Damián, el hijo de Encarnación, ya tenía diez años y sufría de anorexia nerviosa. No podía expresar los sentimientos y se refugiaba en los brazos de Manuela como si fuera un bebé que trataba de escapar de una pérdida que lo elevaba al más alto grado de incomunicación. Su madre no existía en sus recuerdos visuales y nadie le hablaba de ella, tampoco él quería preguntar porque sentía que su carga no iba a aliviarse con un estallido de curiosidad.

“Los grados de alexitimia suelen ser diferentes pero existe predisposición a sufrir úlceras, agresividad, problemas cardíacos… “

Damián no quería comer. No poder comunicar sus emociones lo enfermaba a tal punto que parecía un autómata que no percibía el dolor o la alegría, es que no era feliz.
No saber nada sobre la vida de Encarnación le había ocasionado un desequilibrio emocional que requería terapia, recreaciones, y ayuda psicológica. El egoísmo de Manuela y la lasitud de Letizia no les dejaban ver el estrés que el niño acumulaba y la rigidez de su mirada.

Alejandro, su padre, se había casado con otra mujer. La relación era buena pero no existía demasiada confianza porque el tiempo se había detenido y el amor que sentía por Encarna seguía intacto; él solía vestirse con las mismas ropas que su esposa le compraba por aquellos años. Alejandro se hallaba disminuido por el recuerdo de una mirada dichosa. Encarnación estaba viva en su alma y en su cuerpo avejentado que pedía a gritos volver atrás para burlar al destino. Sus remeras desarregladas mostraban las ruinas de su presente y en él se encontraba Damián que arrastraba la falta de entusiasmo, sus obligaciones de colegio y la verdad oculta de saber que no era hijo de la vida sino de un ser vital y caprichoso que agradecía a Dios haber nacido.

El niño era el resultado del aislamiento que Letizia y Manuela le habían impuesto para alejarlo de los bombardeos de una guerra injusta en la que ellas batallaban sin dar explicaciones.

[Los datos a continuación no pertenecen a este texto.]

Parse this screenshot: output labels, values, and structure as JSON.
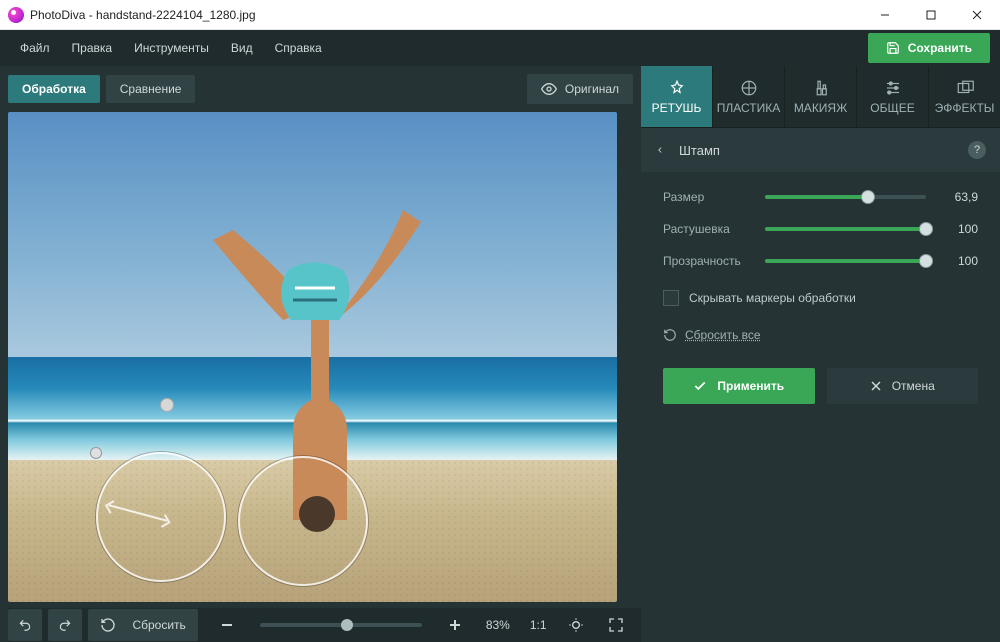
{
  "window": {
    "title": "PhotoDiva - handstand-2224104_1280.jpg"
  },
  "menu": {
    "file": "Файл",
    "edit": "Правка",
    "tools": "Инструменты",
    "view": "Вид",
    "help": "Справка"
  },
  "save_label": "Сохранить",
  "left_tabs": {
    "edit": "Обработка",
    "compare": "Сравнение",
    "original": "Оригинал"
  },
  "bottom": {
    "reset": "Сбросить",
    "zoom_percent": 50,
    "zoom_label": "83%",
    "onetoone": "1:1"
  },
  "tool_tabs": {
    "retouch": "РЕТУШЬ",
    "plastic": "ПЛАСТИКА",
    "makeup": "МАКИЯЖ",
    "general": "ОБЩЕЕ",
    "effects": "ЭФФЕКТЫ"
  },
  "panel": {
    "title": "Штамп",
    "sliders": {
      "size": {
        "label": "Размер",
        "value": "63,9",
        "percent": 63.9
      },
      "feather": {
        "label": "Растушевка",
        "value": "100",
        "percent": 100
      },
      "opacity": {
        "label": "Прозрачность",
        "value": "100",
        "percent": 100
      }
    },
    "hide_markers": "Скрывать маркеры обработки",
    "reset_all": "Сбросить все",
    "apply": "Применить",
    "cancel": "Отмена"
  }
}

Damián era el blanco de sus egoísmos y del deseo de escribir la propia historia de alguien que no les pertenecía.
En el ambiente, no existían confrontaciones porque nadie quería generar discordias por temor a rebeliones. Lo cierto era que muchos de ellos parecían muertos, como Rocío y Encarna, porque no hablaban; en cambio aquellos cuerpos inertes y profanados por las aguas tenían luz propia y parecían agobiar con su intelecto e inocencia, con su vitalidad y transgresión.

Damián recogía la trilogía de palabras con mensajes ambiguos que no alcanzaba a descifrar, entonces se aislaba en el viejo patio donde dormitaban los gatos de Letizia arañando los árboles para jugar pues no cazaban pájaros porque hasta ellos había llegado la tristeza del abandono. El alma de la gata Máxima y sus grillos negros intentaban despertarlos del letargo y motivarlos al alboroto, pero los felinos estaban sordos.
-El reino de los cielos pertenece a los humildes-le decía Manuela a Damián absorto frente a los tulipanes. Él no le contestaba y tampoco la miraba porque a veces sus palabras se parecían a sus vergüenzas.